推理小説の主人公は料理がうまい!

 料理本*も出しているパトリシア・コーンウェルが描く検死官ケイ・スカーペッタは、疲労困憊の時でも、めいのルーシーや太っちょの警部マリーノに得意の料理を作ってあげる。「マリーノはテーブルにつき、私は料理を続けた。赤ピーマンをスライスし、オリーブオイルでいためたみじん切りたまねぎにそれを加える」。それにマリーノがちゃちゃを入れる。「死体を切り刻むのはやめて、レストランでも開いたらどうだい」(相原真理子訳)。

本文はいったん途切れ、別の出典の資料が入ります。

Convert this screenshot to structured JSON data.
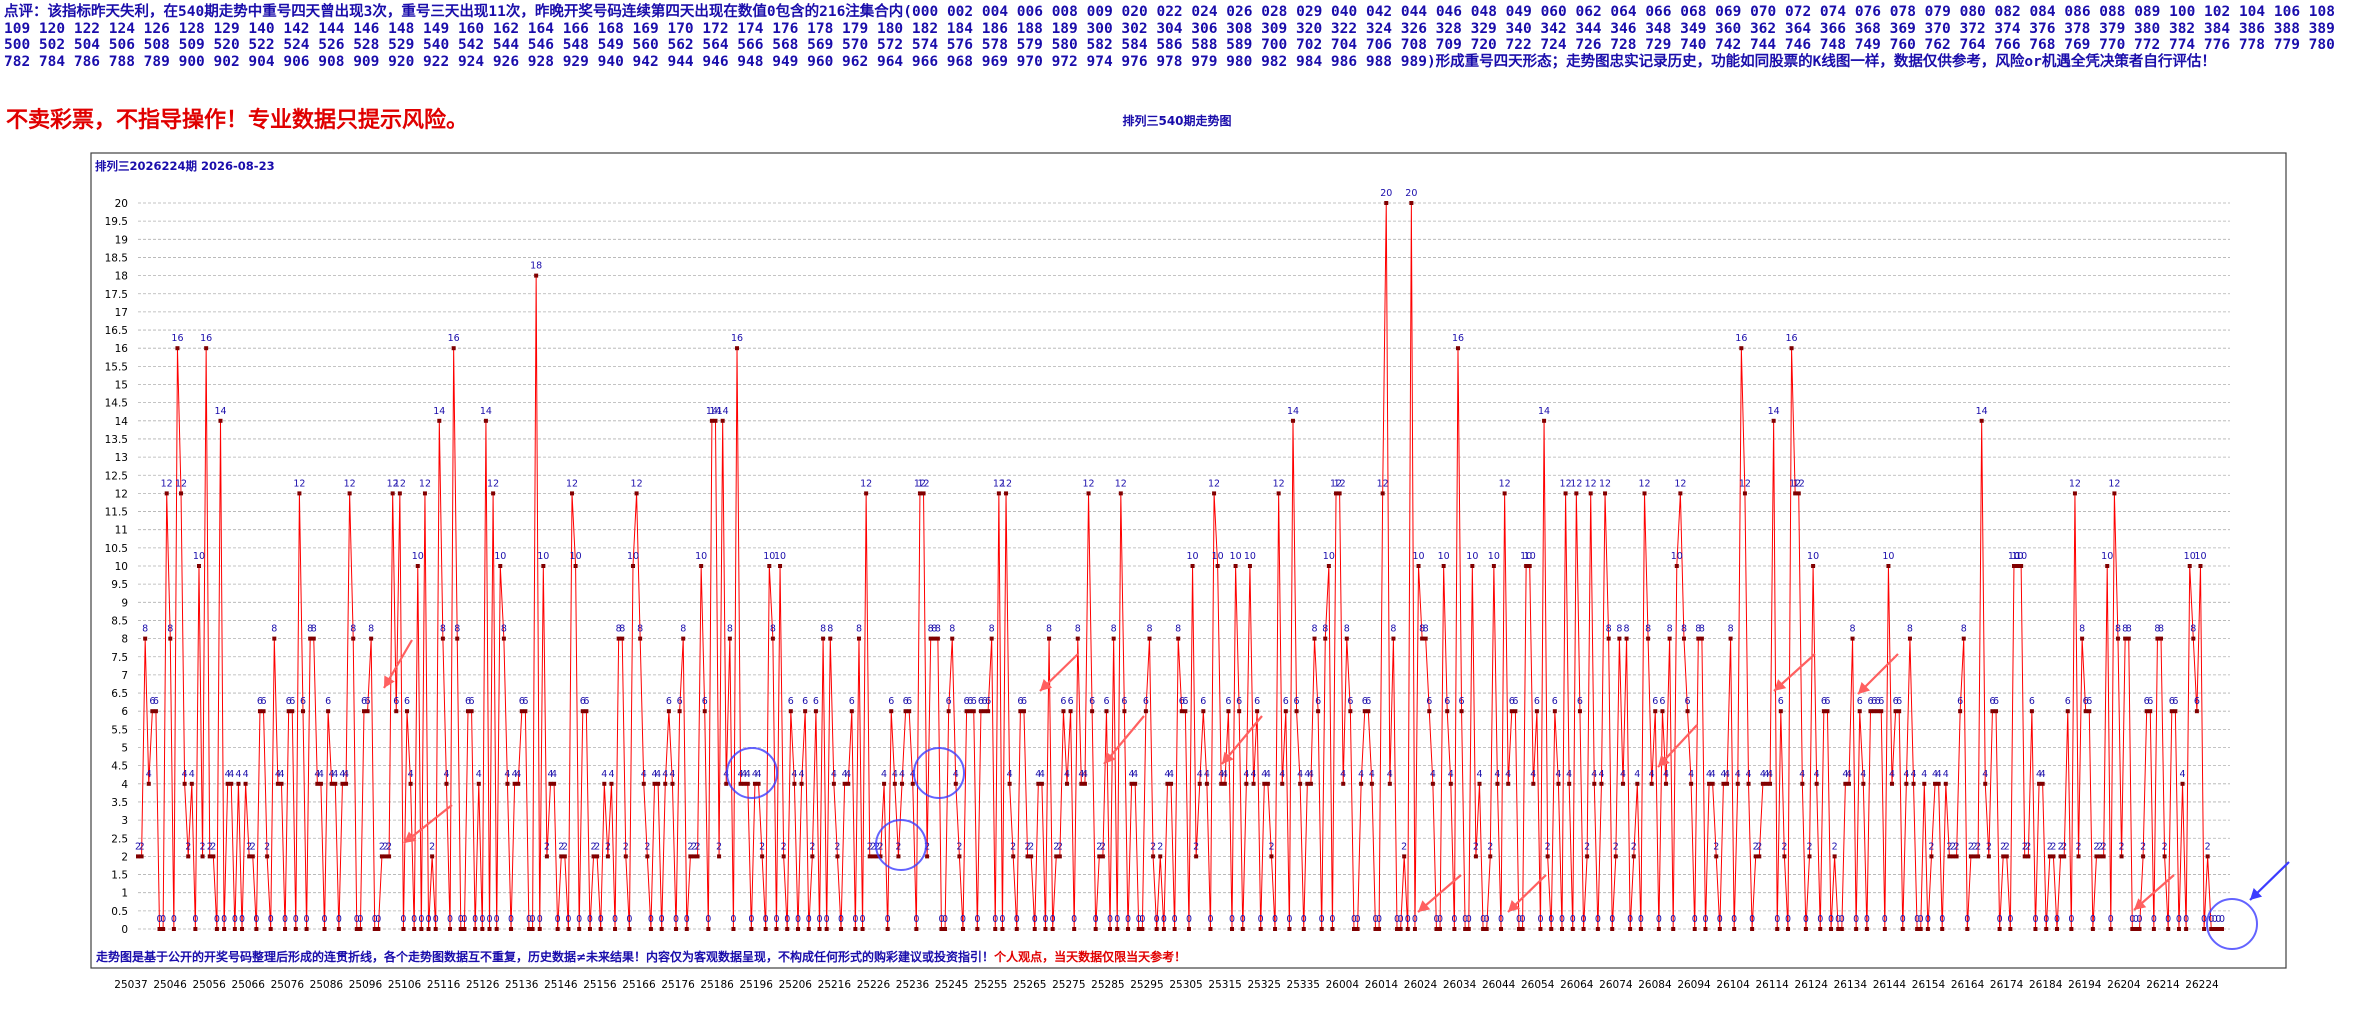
{
  "header": {
    "prefix": "点评：该指标昨天失利，在540期走势中重号四天曾出现3次，重号三天出现11次，昨晚开奖号码连续第四天出现在数值0包含的216注集合内(",
    "numbers": "000 002 004 006 008 009 020 022 024 026 028 029 040 042 044 046 048 049 060 062 064 066 068 069 070 072 074 076 078 079 080 082 084 086 088 089 100 102 104 106 108 109 120 122 124 126 128 129 140 142 144 146 148 149 160 162 164 166 168 169 170 172 174 176 178 179 180 182 184 186 188 189 300 302 304 306 308 309 320 322 324 326 328 329 340 342 344 346 348 349 360 362 364 366 368 369 370 372 374 376 378 379 380 382 384 386 388 389 500 502 504 506 508 509 520 522 524 526 528 529 540 542 544 546 548 549 560 562 564 566 568 569 570 572 574 576 578 579 580 582 584 586 588 589 700 702 704 706 708 709 720 722 724 726 728 729 740 742 744 746 748 749 760 762 764 766 768 769 770 772 774 776 778 779 780 782 784 786 788 789 900 902 904 906 908 909 920 922 924 926 928 929 940 942 944 946 948 949 960 962 964 966 968 969 970 972 974 976 978 979 980 982 984 986 988 989",
    "suffix": ")形成重号四天形态；走势图忠实记录历史，功能如同股票的K线图一样，数据仅供参考，风险or机遇全凭决策者自行评估！"
  },
  "warning": "不卖彩票，不指导操作！专业数据只提示风险。",
  "chart_title": "排列三540期走势图",
  "colors": {
    "line": "#ff0000",
    "point": "#800000",
    "label": "#1a0dab",
    "grid": "#b0b0b0",
    "arrow": "#ff6060",
    "circle": "#3c3cff",
    "note_red": "#e00000"
  },
  "chart_data": {
    "type": "line",
    "title": "排列三540期走势图",
    "subtitle": "排列三2026224期  2026-08-23",
    "ylim": [
      0,
      20
    ],
    "yticks": [
      "0",
      "0.5",
      "1",
      "1.5",
      "2",
      "2.5",
      "3",
      "3.5",
      "4",
      "4.5",
      "5",
      "5.5",
      "6",
      "6.5",
      "7",
      "7.5",
      "8",
      "8.5",
      "9",
      "9.5",
      "10",
      "10.5",
      "11",
      "11.5",
      "12",
      "12.5",
      "13",
      "13.5",
      "14",
      "14.5",
      "15",
      "15.5",
      "16",
      "16.5",
      "17",
      "17.5",
      "18",
      "18.5",
      "19",
      "19.5",
      "20"
    ],
    "xticks": [
      "25037",
      "25046",
      "25056",
      "25066",
      "25076",
      "25086",
      "25096",
      "25106",
      "25116",
      "25126",
      "25136",
      "25146",
      "25156",
      "25166",
      "25176",
      "25186",
      "25196",
      "25206",
      "25216",
      "25226",
      "25236",
      "25245",
      "25255",
      "25265",
      "25275",
      "25285",
      "25295",
      "25305",
      "25315",
      "25325",
      "25335",
      "26004",
      "26014",
      "26024",
      "26034",
      "26044",
      "26054",
      "26064",
      "26074",
      "26084",
      "26094",
      "26104",
      "26114",
      "26124",
      "26134",
      "26144",
      "26154",
      "26164",
      "26174",
      "26184",
      "26194",
      "26204",
      "26214",
      "26224"
    ],
    "grid": true,
    "series": [
      {
        "values": [
          2,
          2,
          8,
          4,
          6,
          6,
          0,
          0,
          12,
          8,
          0,
          16,
          12,
          4,
          2,
          4,
          0,
          10,
          2,
          16,
          2,
          2,
          0,
          14,
          0,
          4,
          4,
          0,
          4,
          0,
          4,
          2,
          2,
          0,
          6,
          6,
          2,
          0,
          8,
          4,
          4,
          0,
          6,
          6,
          0,
          12,
          6,
          0,
          8,
          8,
          4,
          4,
          0,
          6,
          4,
          4,
          0,
          4,
          4,
          12,
          8,
          0,
          0,
          6,
          6,
          8,
          0,
          0,
          2,
          2,
          2,
          12,
          6,
          12,
          0,
          6,
          4,
          0,
          10,
          0,
          12,
          0,
          2,
          0,
          14,
          8,
          4,
          0,
          16,
          8,
          0,
          0,
          6,
          6,
          0,
          4,
          0,
          14,
          0,
          12,
          0,
          10,
          8,
          4,
          0,
          4,
          4,
          6,
          6,
          0,
          0,
          18,
          0,
          10,
          2,
          4,
          4,
          0,
          2,
          2,
          0,
          12,
          10,
          0,
          6,
          6,
          0,
          2,
          2,
          0,
          4,
          2,
          4,
          0,
          8,
          8,
          2,
          0,
          10,
          12,
          8,
          4,
          2,
          0,
          4,
          4,
          0,
          4,
          6,
          4,
          0,
          6,
          8,
          0,
          2,
          2,
          2,
          10,
          6,
          0,
          14,
          14,
          2,
          14,
          4,
          8,
          0,
          16,
          4,
          4,
          4,
          0,
          4,
          4,
          2,
          0,
          10,
          8,
          0,
          10,
          2,
          0,
          6,
          4,
          0,
          4,
          6,
          0,
          2,
          6,
          0,
          8,
          0,
          8,
          4,
          2,
          0,
          4,
          4,
          6,
          0,
          8,
          0,
          12,
          2,
          2,
          2,
          2,
          4,
          0,
          6,
          4,
          2,
          4,
          6,
          6,
          4,
          0,
          12,
          12,
          2,
          8,
          8,
          8,
          0,
          0,
          6,
          8,
          4,
          2,
          0,
          6,
          6,
          6,
          0,
          6,
          6,
          6,
          8,
          0,
          12,
          0,
          12,
          4,
          2,
          0,
          6,
          6,
          2,
          2,
          0,
          4,
          4,
          0,
          8,
          0,
          2,
          2,
          6,
          4,
          6,
          0,
          8,
          4,
          4,
          12,
          6,
          0,
          2,
          2,
          6,
          0,
          8,
          0,
          12,
          6,
          0,
          4,
          4,
          0,
          0,
          6,
          8,
          2,
          0,
          2,
          0,
          4,
          4,
          0,
          8,
          6,
          6,
          0,
          10,
          2,
          4,
          6,
          4,
          0,
          12,
          10,
          4,
          4,
          6,
          0,
          10,
          6,
          0,
          4,
          10,
          4,
          6,
          0,
          4,
          4,
          2,
          0,
          12,
          4,
          6,
          0,
          14,
          6,
          4,
          0,
          4,
          4,
          8,
          6,
          0,
          8,
          10,
          0,
          12,
          12,
          4,
          8,
          6,
          0,
          0,
          4,
          6,
          6,
          4,
          0,
          0,
          12,
          20,
          4,
          8,
          0,
          0,
          2,
          0,
          20,
          0,
          10,
          8,
          8,
          6,
          4,
          0,
          0,
          10,
          6,
          4,
          0,
          16,
          6,
          0,
          0,
          10,
          2,
          4,
          0,
          0,
          2,
          10,
          4,
          0,
          12,
          4,
          6,
          6,
          0,
          0,
          10,
          10,
          4,
          6,
          0,
          14,
          2,
          0,
          6,
          4,
          0,
          12,
          4,
          0,
          12,
          6,
          0,
          2,
          12,
          4,
          0,
          4,
          12,
          8,
          0,
          2,
          8,
          4,
          8,
          0,
          2,
          4,
          0,
          12,
          8,
          4,
          6,
          0,
          6,
          4,
          8,
          0,
          10,
          12,
          8,
          6,
          4,
          0,
          8,
          8,
          0,
          4,
          4,
          2,
          0,
          4,
          4,
          8,
          0,
          4,
          16,
          12,
          4,
          0,
          2,
          2,
          4,
          4,
          4,
          14,
          0,
          6,
          2,
          0,
          16,
          12,
          12,
          4,
          0,
          2,
          10,
          4,
          0,
          6,
          6,
          0,
          2,
          0,
          0,
          4,
          4,
          8,
          0,
          6,
          4,
          0,
          6,
          6,
          6,
          6,
          0,
          10,
          4,
          6,
          6,
          0,
          4,
          8,
          4,
          0,
          0,
          4,
          0,
          2,
          4,
          4,
          0,
          4,
          2,
          2,
          2,
          6,
          8,
          0,
          2,
          2,
          2,
          14,
          4,
          2,
          6,
          6,
          0,
          2,
          2,
          0,
          10,
          10,
          10,
          2,
          2,
          6,
          0,
          4,
          4,
          0,
          2,
          2,
          0,
          2,
          2,
          6,
          0,
          12,
          2,
          8,
          6,
          6,
          0,
          2,
          2,
          2,
          10,
          0,
          12,
          8,
          2,
          8,
          8,
          0,
          0,
          0,
          2,
          6,
          6,
          0,
          8,
          8,
          2,
          0,
          6,
          6,
          0,
          4,
          0,
          10,
          8,
          6,
          10,
          0,
          2,
          0,
          0,
          0,
          0
        ]
      }
    ],
    "annotations": {
      "note_blue": "走势图是基于公开的开奖号码整理后形成的连贯折线，各个走势图数据互不重复，历史数据≠未来结果！内容仅为客观数据呈现，不构成任何形式的购彩建议或投资指引！",
      "note_red": "个人观点，当天数据仅限当天参考！"
    }
  }
}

 ロバート・B・パーカーは、男も惚れ込む、スペンサーというボストンの私立探偵を生み出した。タフな体と精神を保つための食欲は圧倒的だが、友人や恋人のスーザンのために料理する時の優しい心、みごとな手際! ラム・カツレツを作り始める。「ジャガイモが平均して茶色になると、ふたをして火を弱くし、充分に火を通した。カツレツが茶色になると、油をこぼしてシャブリと新鮮なハッカを加え、ふたをして火を通した。スーザンが、二人分の酒を新たに注ぐために、一度だけ台所へ来た」(菊地光訳)。いい雰囲気!  白ワインとハッカの香りを吸ったカツレツのおいしそうなこと!  こんな男を愛する精神科医スーザンは、聡明(そうめい)な上に、「きみはおれが知るなかで最高の美人だ」とスペンサーが言い切っている。